LIVE FROM HUAWEI GLOBAL MOBILE BROADBAND FORUM 2015, HONG KONG: Global mobile broadband traffic is expanding exponentially, but that growth is not distributed evenly, complicating operators’ plans as they allocate resources to keep up with rising usage.

David Wang (pictured), Huawei president of wireless networks, speaking at the event yesterday afternoon, said in general 20 per cent of locations generate about 80 per cent of data traffic.

While usage differs widely within countries, there is a huge variation in site density between regions, he said. The per capita site ratio (total sites/population) is twice as high in China’s largest cities compared with Europe. The ratio is 2,034 in Shenzhen, 1,036 in Europe, 592 across Asia and 266 in Africa.

The mobile resources index (measuring per capita use of spectrum per site/population) puts Japan on top with a score of 713 vs just 32 in Kenya.
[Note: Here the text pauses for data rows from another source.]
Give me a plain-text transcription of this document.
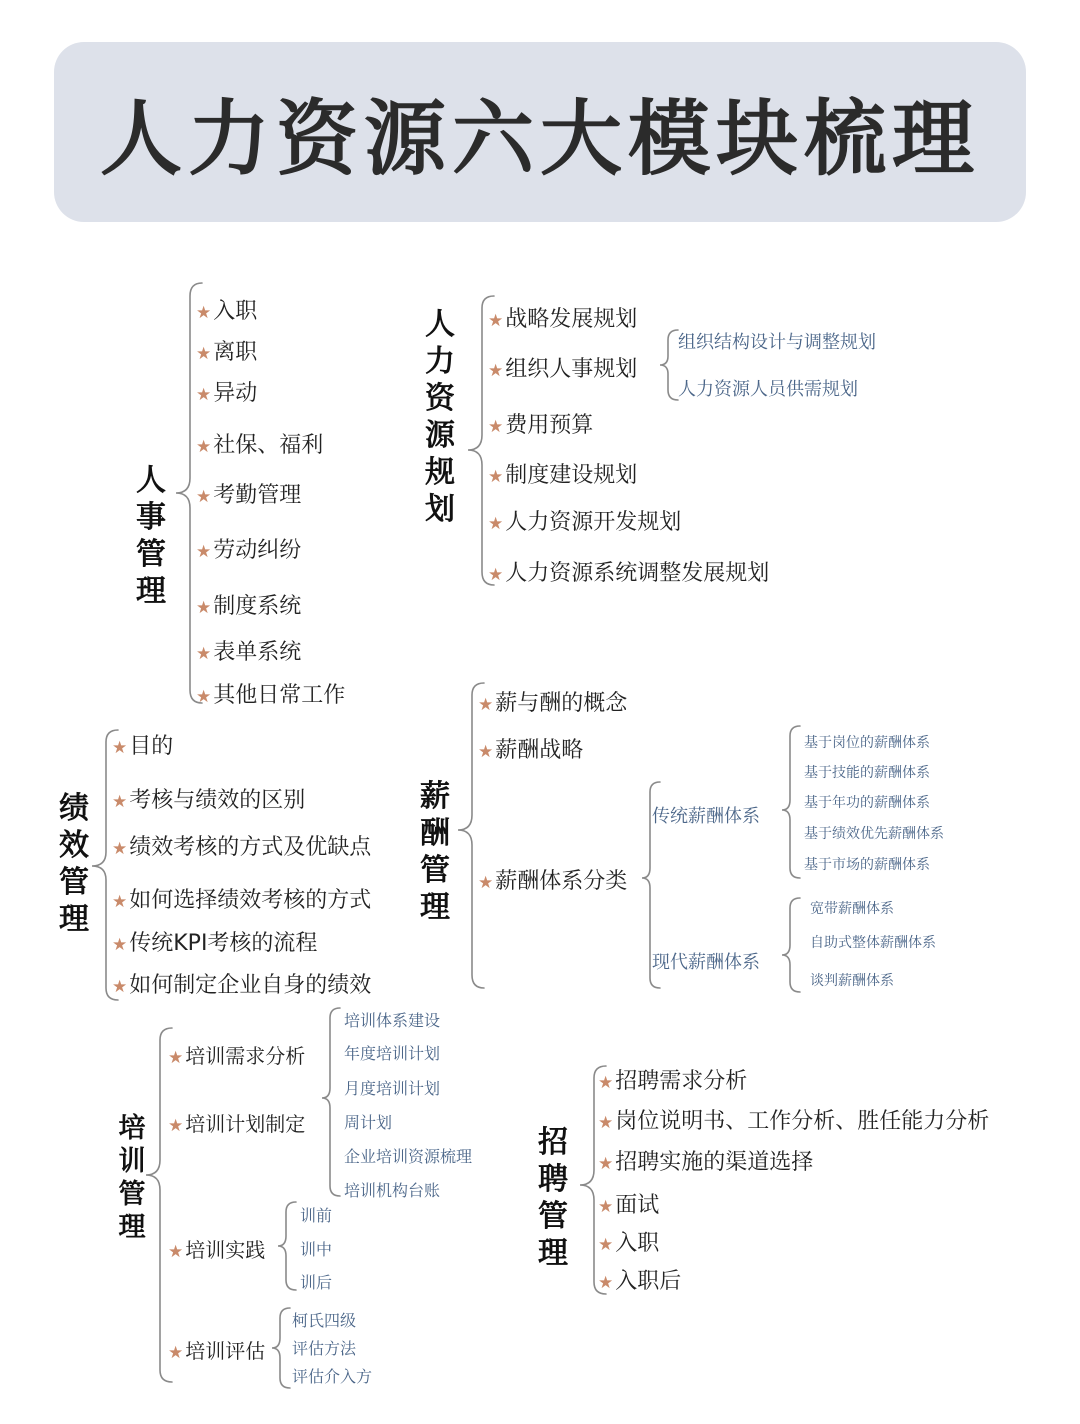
人力资源六大模块梳理
人事管理
★入职
★离职
★异动
★社保、福利
★考勤管理
★劳动纠纷
★制度系统
★表单系统
★其他日常工作
人力资源规划
★战略发展规划
★组织人事规划
★费用预算
★制度建设规划
★人力资源开发规划
★人力资源系统调整发展规划
组织结构设计与调整规划
人力资源人员供需规划
薪酬管理
★薪与酬的概念
★薪酬战略
★薪酬体系分类
传统薪酬体系
现代薪酬体系
基于岗位的薪酬体系
基于技能的薪酬体系
基于年功的薪酬体系
基于绩效优先薪酬体系
基于市场的薪酬体系
宽带薪酬体系
自助式整体薪酬体系
谈判薪酬体系
绩效管理
★目的
★考核与绩效的区别
★绩效考核的方式及优缺点
★如何选择绩效考核的方式
★传统KPI考核的流程
★如何制定企业自身的绩效
培训管理
★ 培训需求分析
★ 培训计划制定
★ 培训实践
★ 培训评估
培训体系建设
年度培训计划
月度培训计划
周计划
企业培训资源梳理
培训机构台账
训前
训中
训后
柯氏四级
评估方法
评估介入方
招聘管理
★招聘需求分析
★岗位说明书、工作分析、胜任能力分析
★招聘实施的渠道选择
★面试
★入职
★入职后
Turkey and the Philippines are in the middle, with an average index score of 129.

And the difference in site density between major cities also differs greatly. Sites are an average of 142 metres apart in Seoul, but 952 metres apart in Vancouver. Hong Kong has the second highest density, with sites spaced every 162 metres. In London and Tokyo they are about 325 metres apart on average.

As mobile broadband uptake climbs (Huawei is targeting 6.7 billion connections by 2020), Wang said that operators will need to double the number of macro cell sites from five million to ten million and boost spectrum per site from the current 120MHz to 300MHz.

“Operators will need to on average double their spectrum resources,” he warned.

Video on demand
A common theme at the forum has been the rapidly changing behaviour of users as they take advantage of the freedom that mobility gives them.

In the US the time spent watching video on smartphones last year surpassed the time spent viewing TV (51 per cent vs 49 per cent), Wang said. More than half (55 per cent) of viewing time on Chinese video site Youku was via smartphone, compared with 27 per cent on laptops and 18 per cent on PCs.

“Mobile is becoming the first choice for watching video and more and more are starting from text,” he said. Social networking is the key driver of mobile video usage. In Q1 video views increased fourfold from six months ago to four billion, with 53 per cent of the total coming from shares and 65 per cent mobile.

Mobile video usage now accounts for 70-80 per cent of total data traffic, depending on the country.

Much of that video consumption is indoors. Huawei forecasts indoor traffic to increase from 240MB per month per user this year to 8GB per month per user by 2020.